GC: …and did that knowledge impact on the way you wrote? References to drugs, for example…
RF: I don’t think there’s anything we’d have done differently for primetime. I guess there might have been a little more money in play…
SH: But I think sometimes too much money stops creativity. So with The Moonstone, some of what could have been considered limitations gave birth to some of our best ideas. There is that thing, isn’t there, about sometimes limitations are good things?
And you know, the wonderful thing about it being daytime was the fact it was done by a small team. Sometimes you can have too many cooks stirring the broth whereas with this we had me and Rachel. No script editors. We were basically each other’s script editors and we also had [executive producers] John Yorke, Jo Sargent and [producer] Joanna Hanley.
RF: But they were very hands off. I mean, they know what they want but there was no unhelpful meddling!
GC: Not having a script editor is strange, isn’t it?
SH: It was so good to be working within a small team because everything stays connected.
GC: And how did you write it? I mean, how did the collaboration work?
RF: We sat in one room for five days. Just me and Sasha with John Yorke coming in. In that time we broke down the entire five episodes, beat by beat. We’d pitch episodes to John when he came in to make sure we were making sense!
SH: We put up whiteboards, put them on every wall so we were surrounded by writing. It was like being inside your own brain!
RF: Every beat of every episode was planned out and they barely changed.
SH: We tossed a coin to decide who’d get which episodes….
RF: ..and then we went away and wrote the first drafts. I wrote ep 1. Sash wrote ep 2. We reconvened and gave each other notes on them.
SH: We were going to swap. We were going to try that out to see if you could get rid of the writer’s ego, basically.
SH: Quite! Ha! No, we did to a large extent because we both had to invest in every beat of each other’s episodes.
RF: I don’t think there’s an episode where one of us hasn’t written a scene in it. We’ve got parts of ourselves in every single episode.
SH: And also, because we created the beats together, it really is a work of total collaboration.
RF: And when one of us got stuck we’d call the other one to talk about problems with a given sequence and that made the whole process easier.
GC: How involved were you with the non-writing side of the production? Were you around in Yorkshire when it was being shot, for example?
RF: We were incredibly fortunate. We were involved in the casting, for example…
SH: We made casting suggestions and quite a few of them got taken on.
RF: We watched the edits and gave notes on those.

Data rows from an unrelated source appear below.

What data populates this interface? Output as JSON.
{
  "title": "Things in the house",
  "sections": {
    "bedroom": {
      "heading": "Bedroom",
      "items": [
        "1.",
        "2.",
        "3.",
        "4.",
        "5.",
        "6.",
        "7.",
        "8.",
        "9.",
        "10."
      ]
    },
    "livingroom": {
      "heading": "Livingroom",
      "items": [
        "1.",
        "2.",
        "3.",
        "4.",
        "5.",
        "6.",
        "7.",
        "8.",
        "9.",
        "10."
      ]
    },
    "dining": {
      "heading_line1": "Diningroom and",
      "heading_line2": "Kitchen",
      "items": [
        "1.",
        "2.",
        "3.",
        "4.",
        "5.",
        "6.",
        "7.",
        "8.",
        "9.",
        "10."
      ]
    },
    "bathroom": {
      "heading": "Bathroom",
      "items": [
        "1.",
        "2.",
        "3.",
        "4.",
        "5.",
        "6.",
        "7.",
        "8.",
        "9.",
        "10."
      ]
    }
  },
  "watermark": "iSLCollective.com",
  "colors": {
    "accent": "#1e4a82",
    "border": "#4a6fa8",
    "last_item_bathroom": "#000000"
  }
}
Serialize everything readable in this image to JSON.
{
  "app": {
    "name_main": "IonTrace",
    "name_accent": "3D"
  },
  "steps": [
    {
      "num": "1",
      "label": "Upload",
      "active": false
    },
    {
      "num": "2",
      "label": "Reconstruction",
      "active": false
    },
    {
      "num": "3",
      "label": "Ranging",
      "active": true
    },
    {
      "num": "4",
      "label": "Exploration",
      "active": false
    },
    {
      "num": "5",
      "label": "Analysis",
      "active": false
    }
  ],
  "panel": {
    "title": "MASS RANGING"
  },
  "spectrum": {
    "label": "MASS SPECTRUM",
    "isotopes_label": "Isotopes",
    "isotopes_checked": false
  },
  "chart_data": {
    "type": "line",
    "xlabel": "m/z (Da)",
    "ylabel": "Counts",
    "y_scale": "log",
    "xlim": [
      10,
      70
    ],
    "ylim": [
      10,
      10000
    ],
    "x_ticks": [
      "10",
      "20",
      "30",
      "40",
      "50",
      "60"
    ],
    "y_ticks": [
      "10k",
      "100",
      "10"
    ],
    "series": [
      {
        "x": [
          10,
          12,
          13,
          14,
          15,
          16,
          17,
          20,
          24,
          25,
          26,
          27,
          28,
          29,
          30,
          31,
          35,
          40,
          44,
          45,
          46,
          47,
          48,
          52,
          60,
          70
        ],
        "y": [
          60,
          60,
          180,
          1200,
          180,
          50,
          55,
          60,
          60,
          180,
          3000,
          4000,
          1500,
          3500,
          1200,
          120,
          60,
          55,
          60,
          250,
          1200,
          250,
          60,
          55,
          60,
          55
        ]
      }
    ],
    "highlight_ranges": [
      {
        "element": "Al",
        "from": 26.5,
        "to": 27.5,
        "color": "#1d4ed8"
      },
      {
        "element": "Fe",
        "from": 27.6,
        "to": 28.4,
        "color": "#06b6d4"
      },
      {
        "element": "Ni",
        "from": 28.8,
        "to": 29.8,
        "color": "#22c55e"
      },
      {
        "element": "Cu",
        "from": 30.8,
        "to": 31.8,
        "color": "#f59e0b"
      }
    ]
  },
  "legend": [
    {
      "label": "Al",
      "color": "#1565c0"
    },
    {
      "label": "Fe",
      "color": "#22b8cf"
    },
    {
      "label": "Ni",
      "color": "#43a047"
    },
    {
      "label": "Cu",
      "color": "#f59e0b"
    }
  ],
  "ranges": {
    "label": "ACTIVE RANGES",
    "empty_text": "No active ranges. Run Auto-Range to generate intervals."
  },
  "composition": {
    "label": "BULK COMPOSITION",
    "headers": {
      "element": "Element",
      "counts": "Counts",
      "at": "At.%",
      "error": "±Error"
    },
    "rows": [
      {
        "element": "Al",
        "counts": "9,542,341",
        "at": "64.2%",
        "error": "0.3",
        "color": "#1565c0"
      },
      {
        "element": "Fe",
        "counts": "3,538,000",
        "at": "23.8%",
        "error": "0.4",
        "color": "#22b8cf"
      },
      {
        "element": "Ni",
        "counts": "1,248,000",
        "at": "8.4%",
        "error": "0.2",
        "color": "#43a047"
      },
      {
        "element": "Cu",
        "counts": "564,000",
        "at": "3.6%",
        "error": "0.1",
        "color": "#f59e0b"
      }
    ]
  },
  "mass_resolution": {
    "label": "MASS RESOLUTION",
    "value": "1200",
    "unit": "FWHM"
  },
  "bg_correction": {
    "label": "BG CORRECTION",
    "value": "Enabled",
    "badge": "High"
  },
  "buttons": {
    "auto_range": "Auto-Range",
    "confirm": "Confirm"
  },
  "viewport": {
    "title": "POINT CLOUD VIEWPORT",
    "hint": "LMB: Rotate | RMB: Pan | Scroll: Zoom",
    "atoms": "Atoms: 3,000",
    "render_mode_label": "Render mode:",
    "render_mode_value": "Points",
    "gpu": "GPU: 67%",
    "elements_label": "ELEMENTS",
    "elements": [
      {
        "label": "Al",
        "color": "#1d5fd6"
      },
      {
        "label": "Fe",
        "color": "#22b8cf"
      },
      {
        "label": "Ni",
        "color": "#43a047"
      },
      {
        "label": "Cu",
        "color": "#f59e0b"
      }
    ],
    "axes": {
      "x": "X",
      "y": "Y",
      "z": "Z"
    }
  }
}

SH: That was another joy of it being a small team: our notes were really listened to. That small team thing – it is fantastic!
Franklin Blake (Joshu Silver), Gabriel Betteredge (Leo Wringer)
GC: Let me ask you a few more general question, if I may, Sasha. You’ve done a lot of acting. Does that influence your style of writing?
SH: It’s impossible to say because I’ve never written without having been an actress, but I guess I do love listening for the rhythm, considering whether if I as an actress, was doing those lines, would they serve me? When I was acting I noticed scripts that came to life in you, or scripts that you had to force into life. And so what I try to look for is, if I was saying the line, would it rise up in me? Would it connect with me and take me further?
RF: And I think you’re always looking for the emotional drive through every episode, Sash, whereas I’m possibly more cerebral, so it meant working together was ideal!
Big thanks to Rachel Flowerday and Sasha Hails. And don’t forget, The Moonstone airs across five consecutive afternoons on BBC One, starting Monday, 31 October at 2.15pm.